A friend was a medical writing contractor, writing continuing medical education modules for organizations like PowerPak — a continuing education resource for pharmacists and similar organizations — and brought Fleischauer on board. After 10 months of contract medical writing, Fleischauer began his first full-time medical writing role at the Curry Rockefeller Group in scientific publications and was responsible for the development of clinical manuscripts, congress posters, abstracts, video scripts, clinical commentary, and patient case studies. Last spring, he switched to a new agency, JB Ashtin.

“That has allowed me to work in five or six multi-therapeutic areas,” he says. “I work behind the scenes, understanding strategy from the clinical and access perspective, figuring out how to explain the value behind a drug to people.”

Fleischauer says his clinical pharmacy experience allows him to explain the value of what he’s writing about both qualitatively and quantitatively. 

“What I do helps inform and shape clinical decision-making, and that’s the part I really enjoy.”
—Jory Fleischauer

“Pharmacists are the communicators of the healthcare system,” he says. “We interface with every type of healthcare provider and patient, change our messaging depending on our audience, and distill complicated information. That’s the part I really like.”

Because PharmD coursework touches on almost every therapeutic area, graduates understand the interplay among disease states.

“We can flex among disease spaces, get up to speed quickly in that regard, and bounce back and forth among different disease states in our focus,” says Fleischauer. “In pharmacy school, we talk about what is clinically relevant, and that’s a lot of what I do now.”

Broad impact on healthcare

Fleischauer says the writing he’s most proud of is work that characterizes a specific risk in a particular population. 

“There’s value in that — clinicians and groups will read it, find it enlightening, and be able to do something with it,” he says. “My goal has always been to make an impact, preferably broadly. What I do helps inform and shape clinical decision-making, and that’s the part I really enjoy.” 
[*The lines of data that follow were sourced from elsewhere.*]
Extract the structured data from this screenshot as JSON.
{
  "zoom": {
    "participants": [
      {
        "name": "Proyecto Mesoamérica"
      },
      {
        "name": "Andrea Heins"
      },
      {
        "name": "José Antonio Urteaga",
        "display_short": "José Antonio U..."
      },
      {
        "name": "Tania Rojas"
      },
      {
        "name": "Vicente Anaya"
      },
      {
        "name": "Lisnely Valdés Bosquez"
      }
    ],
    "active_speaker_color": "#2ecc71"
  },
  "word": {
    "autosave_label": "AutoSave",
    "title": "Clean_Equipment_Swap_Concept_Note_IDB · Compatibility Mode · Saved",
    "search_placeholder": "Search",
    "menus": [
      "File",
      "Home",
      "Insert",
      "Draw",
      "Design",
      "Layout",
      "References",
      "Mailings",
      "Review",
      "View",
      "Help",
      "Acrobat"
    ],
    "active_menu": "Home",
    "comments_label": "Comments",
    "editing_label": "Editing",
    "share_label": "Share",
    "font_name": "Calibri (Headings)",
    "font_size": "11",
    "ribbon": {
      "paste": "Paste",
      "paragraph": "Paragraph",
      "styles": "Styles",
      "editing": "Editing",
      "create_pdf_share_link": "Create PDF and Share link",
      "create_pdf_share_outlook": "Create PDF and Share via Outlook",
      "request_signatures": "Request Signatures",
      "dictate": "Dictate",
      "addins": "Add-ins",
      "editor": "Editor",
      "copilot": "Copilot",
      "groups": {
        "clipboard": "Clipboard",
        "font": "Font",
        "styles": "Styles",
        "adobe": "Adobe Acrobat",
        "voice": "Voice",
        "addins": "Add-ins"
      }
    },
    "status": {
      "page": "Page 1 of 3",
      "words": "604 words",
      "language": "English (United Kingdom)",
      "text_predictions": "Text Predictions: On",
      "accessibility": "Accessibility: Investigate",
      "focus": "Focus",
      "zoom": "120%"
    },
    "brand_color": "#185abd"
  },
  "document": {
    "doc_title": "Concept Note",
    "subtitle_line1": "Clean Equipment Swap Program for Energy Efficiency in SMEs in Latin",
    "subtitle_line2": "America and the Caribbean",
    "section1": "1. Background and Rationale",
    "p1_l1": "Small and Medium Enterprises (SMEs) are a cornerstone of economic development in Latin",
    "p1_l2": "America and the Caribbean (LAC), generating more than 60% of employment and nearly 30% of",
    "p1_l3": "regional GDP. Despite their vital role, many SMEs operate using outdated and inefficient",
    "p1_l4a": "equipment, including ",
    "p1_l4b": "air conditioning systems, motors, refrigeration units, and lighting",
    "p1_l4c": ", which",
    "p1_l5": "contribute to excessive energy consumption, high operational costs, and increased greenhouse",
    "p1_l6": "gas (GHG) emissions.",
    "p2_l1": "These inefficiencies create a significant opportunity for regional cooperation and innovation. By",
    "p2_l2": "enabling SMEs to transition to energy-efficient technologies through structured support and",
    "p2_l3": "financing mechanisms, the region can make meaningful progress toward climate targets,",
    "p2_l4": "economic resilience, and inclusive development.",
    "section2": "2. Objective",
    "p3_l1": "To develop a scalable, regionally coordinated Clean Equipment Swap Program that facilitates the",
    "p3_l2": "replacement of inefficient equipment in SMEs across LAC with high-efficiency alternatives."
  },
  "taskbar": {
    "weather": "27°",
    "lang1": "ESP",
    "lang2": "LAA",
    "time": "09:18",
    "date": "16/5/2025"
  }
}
Switching from a 21-year community pharmacy leadership career to a new area of focus was humbling, Fleischauer says, but also stimulating.

Jory Fleischauer smiles while sitting at a table
Jory Fleischauer (PharmD ’15), medical writer. | Photo by Andy Manis

“It was a scary move, but once I got over that, I got more comfortable with the unknown and overcoming barriers,” he says. That’s led Fleischauer to encourage others to follow his path and make a career change leap if it appeals to them. 

“If you’ve been successful in your career, you can be successful elsewhere,” he says. “You’ll have to get comfortable in new surroundings, but if you did it once, you can do it again.”

He also learned how to identify his transferable skills and recommends that career-changers figure out how their existing abilities transfer to a new role. 

“That’s the biggest thing when transitioning from one role to another, identifying your transferable skills and packaging them in a way that has value for where you want to go,” he says.

Now that he’s well settled into his writing career, he appreciates the flexibility and low stress of remote work and the ability to spend time with his family and get back into running.

“I always wanted to get back into running, and after I switched careers, I was like, let’s get rid of the excuses and get on the treadmill,” he says. “I’m not bound by barriers as much as I once was.”